Врач как будто понимающе (и в лице его даже как будто уменьшился интерес) неторопливо покивал головой, и Иван Ильич замолчал – ожидая, что врач ему скажет, что же он понял. И действительно – после минутной паузы Михаил Степаныч спросил:
– Видимо, у вас возникли… какие-то нравственные проблемы? В связи с тем, что вы разрабатываете орудие уничтожения?
Иван Ильич покачал головой.
– Несколько лет назад я перешел в другую лабораторию. Сейчас я занимаюсь чисто теоретическими исследованиями.
– Извините, а с чем это было связано?
– Это произошло, когда соперничество с потенциальным противником потеряло в моих глазах всякий смысл… когда суммарная мощность боеприпасов превысила потребную для уничтожения человечества.
– То есть совершенствовать бомбы стало бессмысленно, – сказал врач.
– Ну, в общем да… Главное было уже не бомбы, а носители и защита от них. И, как ученому, заниматься тем, что бессмысленно, мне стало неинтересно.
– Значит, ваши, так сказать, морально-этические взгляды не сыграли здесь никакой роли?
– Сыграли. Просто сначала я понял чисто техническую бессмысленность дальнейшей разработки вооружений… я помню, мне пришла на ум такая фантасмагория: поскольку в глобальной войне мир будет все равно уничтожен, то для так называемого удара возмездия совершенно излишне тратиться на ракеты и прорыв ПВО: проще взорвать все свои бомбы на своей территории, ведь все равно пропадать, – и в мире ни одной живой души не останется… Так вот, сначала я понял бессмысленность всей этой гонки… вообще странно, что раньше не понял, но вы ведь знаете, наука затягивает и отнимает порой здравый смысл… в тех областях, что лежат вне ее, – а уже потом, как следствие этого осознания, изменились и мои взгляды на производство оружия вообще. Я пришел к выводу, что в этом направлении работать преступно.
– И вы считаете, что… ядерный паритет, например, не нужен?

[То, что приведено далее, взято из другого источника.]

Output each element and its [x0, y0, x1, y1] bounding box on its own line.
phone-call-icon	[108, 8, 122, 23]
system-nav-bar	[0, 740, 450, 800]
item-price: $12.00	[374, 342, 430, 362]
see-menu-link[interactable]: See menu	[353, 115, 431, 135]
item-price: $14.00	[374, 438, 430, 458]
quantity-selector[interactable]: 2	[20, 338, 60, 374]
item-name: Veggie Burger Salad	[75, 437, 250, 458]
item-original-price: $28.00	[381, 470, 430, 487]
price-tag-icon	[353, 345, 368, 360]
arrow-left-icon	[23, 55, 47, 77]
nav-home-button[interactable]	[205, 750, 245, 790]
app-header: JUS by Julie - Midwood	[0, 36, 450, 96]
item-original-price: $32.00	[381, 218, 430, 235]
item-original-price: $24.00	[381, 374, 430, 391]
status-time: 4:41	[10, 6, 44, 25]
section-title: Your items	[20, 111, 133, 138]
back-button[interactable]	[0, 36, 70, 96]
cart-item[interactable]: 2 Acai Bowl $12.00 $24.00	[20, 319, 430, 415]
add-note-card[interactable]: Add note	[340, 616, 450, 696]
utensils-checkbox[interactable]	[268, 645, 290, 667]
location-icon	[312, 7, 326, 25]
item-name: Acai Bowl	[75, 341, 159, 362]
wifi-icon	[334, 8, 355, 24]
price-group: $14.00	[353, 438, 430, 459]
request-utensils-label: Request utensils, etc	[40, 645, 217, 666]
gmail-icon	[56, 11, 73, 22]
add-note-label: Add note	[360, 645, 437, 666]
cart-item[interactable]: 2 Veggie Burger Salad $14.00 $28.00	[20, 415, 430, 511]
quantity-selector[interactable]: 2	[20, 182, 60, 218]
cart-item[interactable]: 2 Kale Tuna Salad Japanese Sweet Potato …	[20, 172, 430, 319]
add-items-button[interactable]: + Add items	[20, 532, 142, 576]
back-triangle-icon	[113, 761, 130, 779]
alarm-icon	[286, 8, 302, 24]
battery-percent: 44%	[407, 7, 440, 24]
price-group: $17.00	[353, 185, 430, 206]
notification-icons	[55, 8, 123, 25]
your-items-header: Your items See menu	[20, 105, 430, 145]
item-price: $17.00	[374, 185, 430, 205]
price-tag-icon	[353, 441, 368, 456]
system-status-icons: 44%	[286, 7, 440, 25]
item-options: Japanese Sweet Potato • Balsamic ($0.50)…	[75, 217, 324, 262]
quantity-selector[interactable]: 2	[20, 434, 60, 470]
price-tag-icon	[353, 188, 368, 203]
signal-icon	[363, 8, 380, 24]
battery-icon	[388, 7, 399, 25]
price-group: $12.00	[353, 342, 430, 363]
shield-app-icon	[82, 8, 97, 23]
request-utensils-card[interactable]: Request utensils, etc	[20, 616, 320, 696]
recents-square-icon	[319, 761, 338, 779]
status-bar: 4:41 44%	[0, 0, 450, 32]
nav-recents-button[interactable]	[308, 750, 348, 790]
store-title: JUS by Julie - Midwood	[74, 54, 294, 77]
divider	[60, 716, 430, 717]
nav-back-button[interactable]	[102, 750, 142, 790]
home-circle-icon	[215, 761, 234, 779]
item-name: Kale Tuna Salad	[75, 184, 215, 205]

– В сложившихся условиях, когда накоплено столько оружия, – нет. Вам, может быть, покажется странным то, что я говорю… но сейчас было бы безопаснее, если бы у одной из великих ядерных держав – Америки или России – вовсе бы не было ядерного оружия. Тогда в случае войны ядерный удар – причем очень ограниченный, потому что сопротивление будет сразу подавлено, да и для победителя самоубийственно сильно загрязнять атмосферу, – будет нанесен только одной стороне… которая проиграет войну, но человечество останется целым. Ответные же удары в двусторонней ядерной войне… которая ограниченной быть не может, она перерастет в тотальную в считанные дни, если не часы и минуты, – представляются мне даже не просто бессмысленной, а какой-то психопатической местью: отомстить всем шести миллиардам – в том числе и себе – так, чтобы вообще никого и ничего не осталось. А ведь в конце концов… хотя и говорят, что каждый народ заслуживает свое правительство, народное большинство крайне редко выступает инициатором войн.